As bandas escolhidas para eventos organizados pela malta do Sonic Blast Moledo já não me deveriam causar nenhuma espécie de desconfiança, no entanto, mesmo sempre de mente aberta, levava algumas para o concerto de Joy, isto devido às influencias ZZ Top e Led Zeppelinianas que me soam tanto (a mofo) nas suas músicas.
No final do concerto obriguei-me a ir falar com a banda e disse-lhes ( num resumo e tradução livre) o seguinte: “Que grande concerto! Confesso que a ouvir os vossos discos nunca me empolguei muito, (…) mas vocês deram um concerto do caralho! Uma parede de som!!

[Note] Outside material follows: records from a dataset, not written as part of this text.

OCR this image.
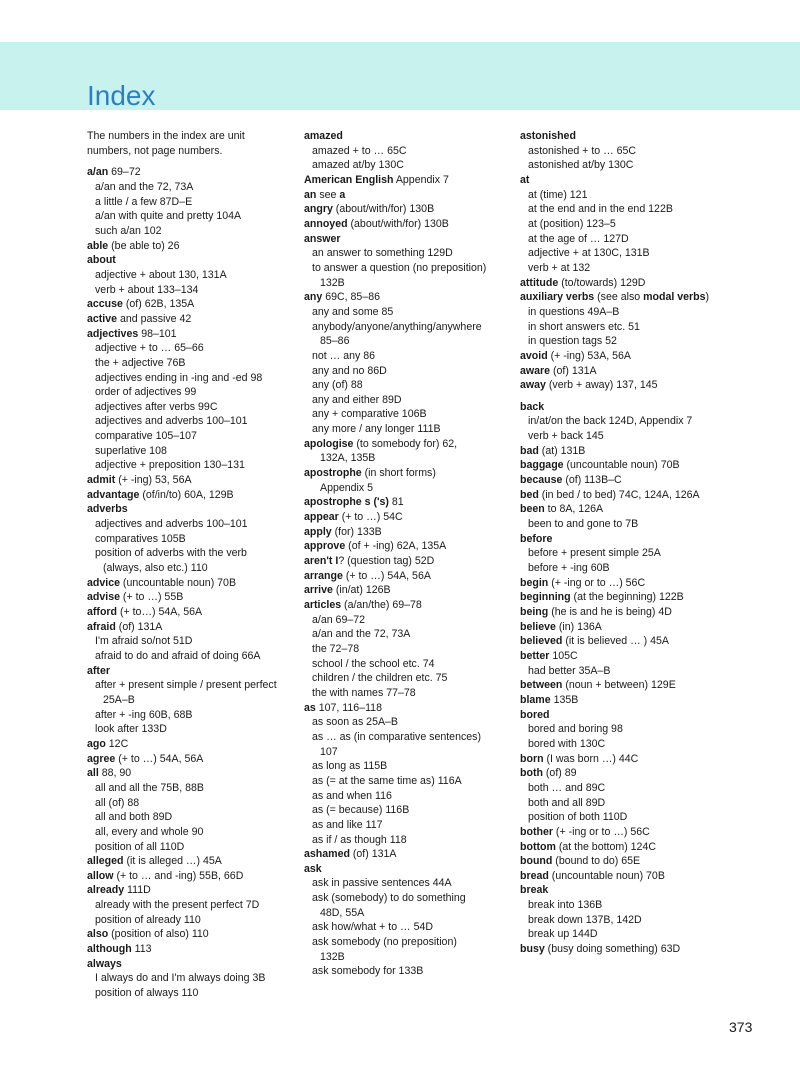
Index
The numbers in the index are unit
numbers, not page numbers.
a/an 69–72
a/an and the 72, 73A
a little / a few 87D–E
a/an with quite and pretty 104A
such a/an 102
able (be able to) 26
about
adjective + about 130, 131A
verb + about 133–134
accuse (of) 62B, 135A
active and passive 42
adjectives 98–101
adjective + to … 65–66
the + adjective 76B
adjectives ending in -ing and -ed 98
order of adjectives 99
adjectives after verbs 99C
adjectives and adverbs 100–101
comparative 105–107
superlative 108
adjective + preposition 130–131
admit (+ -ing) 53, 56A
advantage (of/in/to) 60A, 129B
adverbs
adjectives and adverbs 100–101
comparatives 105B
position of adverbs with the verb
(always, also etc.) 110
advice (uncountable noun) 70B
advise (+ to …) 55B
afford (+ to…) 54A, 56A
afraid (of) 131A
I'm afraid so/not 51D
afraid to do and afraid of doing 66A
after
after + present simple / present perfect
25A–B
after + -ing 60B, 68B
look after 133D
ago 12C
agree (+ to …) 54A, 56A
all 88, 90
all and all the 75B, 88B
all (of) 88
all and both 89D
all, every and whole 90
position of all 110D
alleged (it is alleged …) 45A
allow (+ to … and -ing) 55B, 66D
already 111D
already with the present perfect 7D
position of already 110
also (position of also) 110
although 113
always
I always do and I'm always doing 3B
position of always 110
amazed
amazed + to … 65C
amazed at/by 130C
American English Appendix 7
an see a
angry (about/with/for) 130B
annoyed (about/with/for) 130B
answer
an answer to something 129D
to answer a question (no preposition)
132B
any 69C, 85–86
any and some 85
anybody/anyone/anything/anywhere
85–86
not … any 86
any and no 86D
any (of) 88
any and either 89D
any + comparative 106B
any more / any longer 111B
apologise (to somebody for) 62,
132A, 135B
apostrophe (in short forms)
Appendix 5
apostrophe s ('s) 81
appear (+ to …) 54C
apply (for) 133B
approve (of + -ing) 62A, 135A
aren't I? (question tag) 52D
arrange (+ to …) 54A, 56A
arrive (in/at) 126B
articles (a/an/the) 69–78
a/an 69–72
a/an and the 72, 73A
the 72–78
school / the school etc. 74
children / the children etc. 75
the with names 77–78
as 107, 116–118
as soon as 25A–B
as … as (in comparative sentences)
107
as long as 115B
as (= at the same time as) 116A
as and when 116
as (= because) 116B
as and like 117
as if / as though 118
ashamed (of) 131A
ask
ask in passive sentences 44A
ask (somebody) to do something
48D, 55A
ask how/what + to … 54D
ask somebody (no preposition)
132B
ask somebody for 133B
astonished
astonished + to … 65C
astonished at/by 130C
at
at (time) 121
at the end and in the end 122B
at (position) 123–5
at the age of … 127D
adjective + at 130C, 131B
verb + at 132
attitude (to/towards) 129D
auxiliary verbs (see also modal verbs)
in questions 49A–B
in short answers etc. 51
in question tags 52
avoid (+ -ing) 53A, 56A
aware (of) 131A
away (verb + away) 137, 145
back
in/at/on the back 124D, Appendix 7
verb + back 145
bad (at) 131B
baggage (uncountable noun) 70B
because (of) 113B–C
bed (in bed / to bed) 74C, 124A, 126A
been to 8A, 126A
been to and gone to 7B
before
before + present simple 25A
before + -ing 60B
begin (+ -ing or to …) 56C
beginning (at the beginning) 122B
being (he is and he is being) 4D
believe (in) 136A
believed (it is believed … ) 45A
better 105C
had better 35A–B
between (noun + between) 129E
blame 135B
bored
bored and boring 98
bored with 130C
born (I was born …) 44C
both (of) 89
both … and 89C
both and all 89D
position of both 110D
bother (+ -ing or to …) 56C
bottom (at the bottom) 124C
bound (bound to do) 65E
bread (uncountable noun) 70B
break
break into 136B
break down 137B, 142D
break up 144D
busy (busy doing something) 63D
373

Como se percebe pela minha conversa com a banda, fiquei rendido… a meio do concerto dei por mim a pensar que estávamos a assistir um concerto de 1ª linha de rock-psicadélico século XXI. O power-trio mostrou modernidades rock psicadélicas, embaladas por um poderoso, virtuoso, incansável e hipnotizante baixo; uma guitarra a cavalgar pelos temas com rédea solta, cruzando generosos riffs com viajantes solos; e uma pulsante bateria a latejar permanentemente.
Senti que estava a beber Stoner-Psy-Rock purinho, directamente de uma pipa importada de San Diego – California.

Harsh Toke

Seguiram-se os Harsh Toke que proporcionaram duas horas de concerto. Foi positivamente, e quase literalmente, um Harsh Toke musical. Uma barrigada de rock.

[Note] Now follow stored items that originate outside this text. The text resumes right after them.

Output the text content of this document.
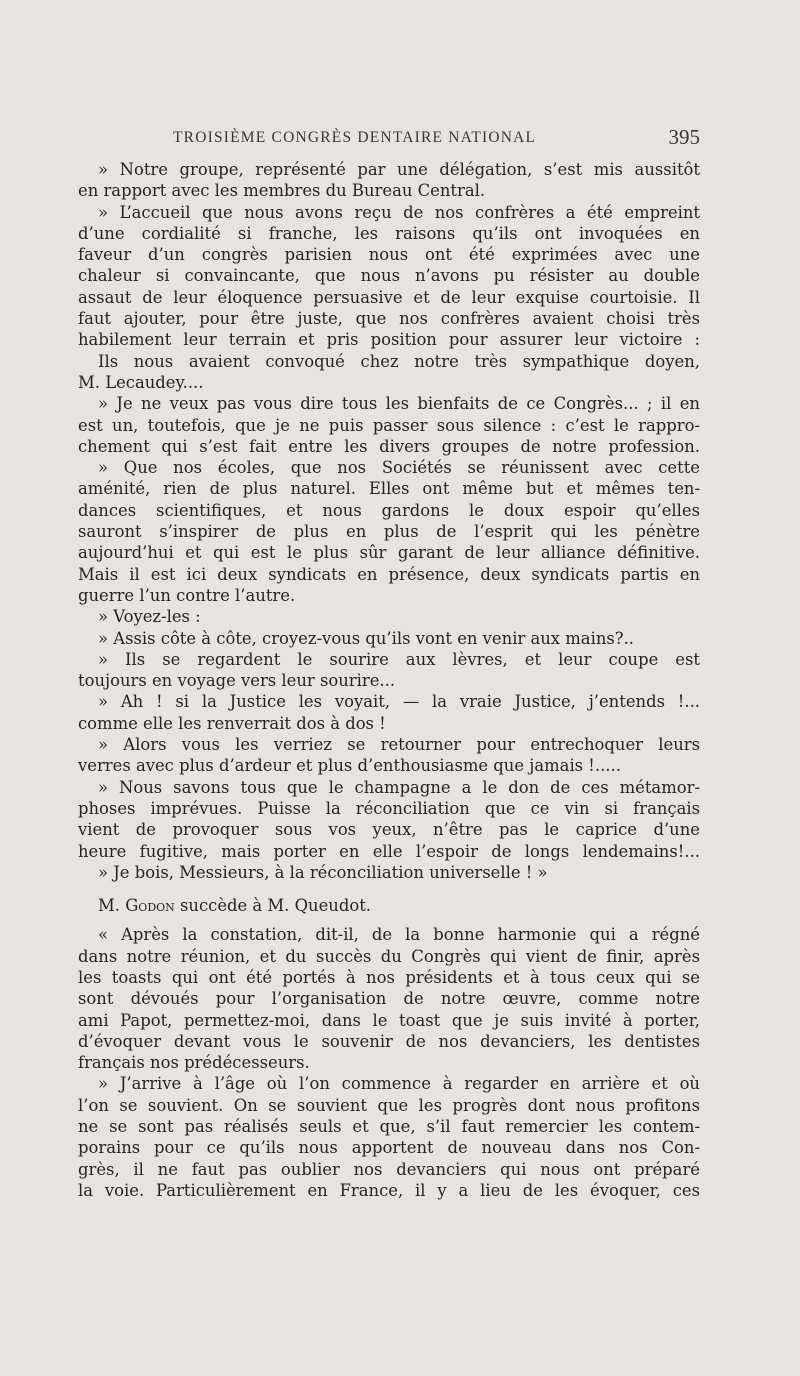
TROISIÈME CONGRÈS DENTAIRE NATIONAL	395
» Notre groupe, représenté par une délégation, s’est mis aussitôt
en rapport avec les membres du Bureau Central.
» L’accueil que nous avons reçu de nos confrères a été empreint
d’une cordialité si franche, les raisons qu’ils ont invoquées en
faveur d’un congrès parisien nous ont été exprimées avec une
chaleur si convaincante, que nous n’avons pu résister au double
assaut de leur éloquence persuasive et de leur exquise courtoisie. Il
faut ajouter, pour être juste, que nos confrères avaient choisi très
habilement leur terrain et pris position pour assurer leur victoire :
Ils nous avaient convoqué chez notre très sympathique doyen,
M. Lecaudey....
» Je ne veux pas vous dire tous les bienfaits de ce Congrès... ; il en
est un, toutefois, que je ne puis passer sous silence : c’est le rappro-
chement qui s’est fait entre les divers groupes de notre profession.
» Que nos écoles, que nos Sociétés se réunissent avec cette
aménité, rien de plus naturel. Elles ont même but et mêmes ten-
dances scientifiques, et nous gardons le doux espoir qu’elles
sauront s’inspirer de plus en plus de l’esprit qui les pénètre
aujourd’hui et qui est le plus sûr garant de leur alliance définitive.
Mais il est ici deux syndicats en présence, deux syndicats partis en
guerre l’un contre l’autre.
» Voyez-les :
» Assis côte à côte, croyez-vous qu’ils vont en venir aux mains?..
» Ils se regardent le sourire aux lèvres, et leur coupe est
toujours en voyage vers leur sourire...
» Ah ! si la Justice les voyait, — la vraie Justice, j’entends !...
comme elle les renverrait dos à dos !
» Alors vous les verriez se retourner pour entrechoquer leurs
verres avec plus d’ardeur et plus d’enthousiasme que jamais !.....
» Nous savons tous que le champagne a le don de ces métamor-
phoses imprévues. Puisse la réconciliation que ce vin si français
vient de provoquer sous vos yeux, n’être pas le caprice d’une
heure fugitive, mais porter en elle l’espoir de longs lendemains!...
» Je bois, Messieurs, à la réconciliation universelle ! »
M. Godon succède à M. Queudot.
« Après la constation, dit-il, de la bonne harmonie qui a régné
dans notre réunion, et du succès du Congrès qui vient de finir, après
les toasts qui ont été portés à nos présidents et à tous ceux qui se
sont dévoués pour l’organisation de notre œuvre, comme notre
ami Papot, permettez-moi, dans le toast que je suis invité à porter,
d’évoquer devant vous le souvenir de nos devanciers, les dentistes
français nos prédécesseurs.
» J’arrive à l’âge où l’on commence à regarder en arrière et où
l’on se souvient. On se souvient que les progrès dont nous profitons
ne se sont pas réalisés seuls et que, s’il faut remercier les contem-
porains pour ce qu’ils nous apportent de nouveau dans nos Con-
grès, il ne faut pas oublier nos devanciers qui nous ont préparé
la voie. Particulièrement en France, il y a lieu de les évoquer, ces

Escrevo esta crônica mais de 48h depois dos concertos e permanece a mesma sensação com que fiquei nos momentos imediatamente seguintes ao termino da actuação: foi um dos melhores concertos de sempre, dentro daquilo que descrevo como Stoner-Rock, que tive oportunidade de assistir em solo nacional.
A modinha do Stoner é evidente, pululam bandas e projectos apelidados de Stoner, tanta coisa que leva com o selo Stoner mas que não leva a nenhum Harsh Toke, nem sequer a uma moquinha ligeira… mas evidentemente que aqui não foi o caso.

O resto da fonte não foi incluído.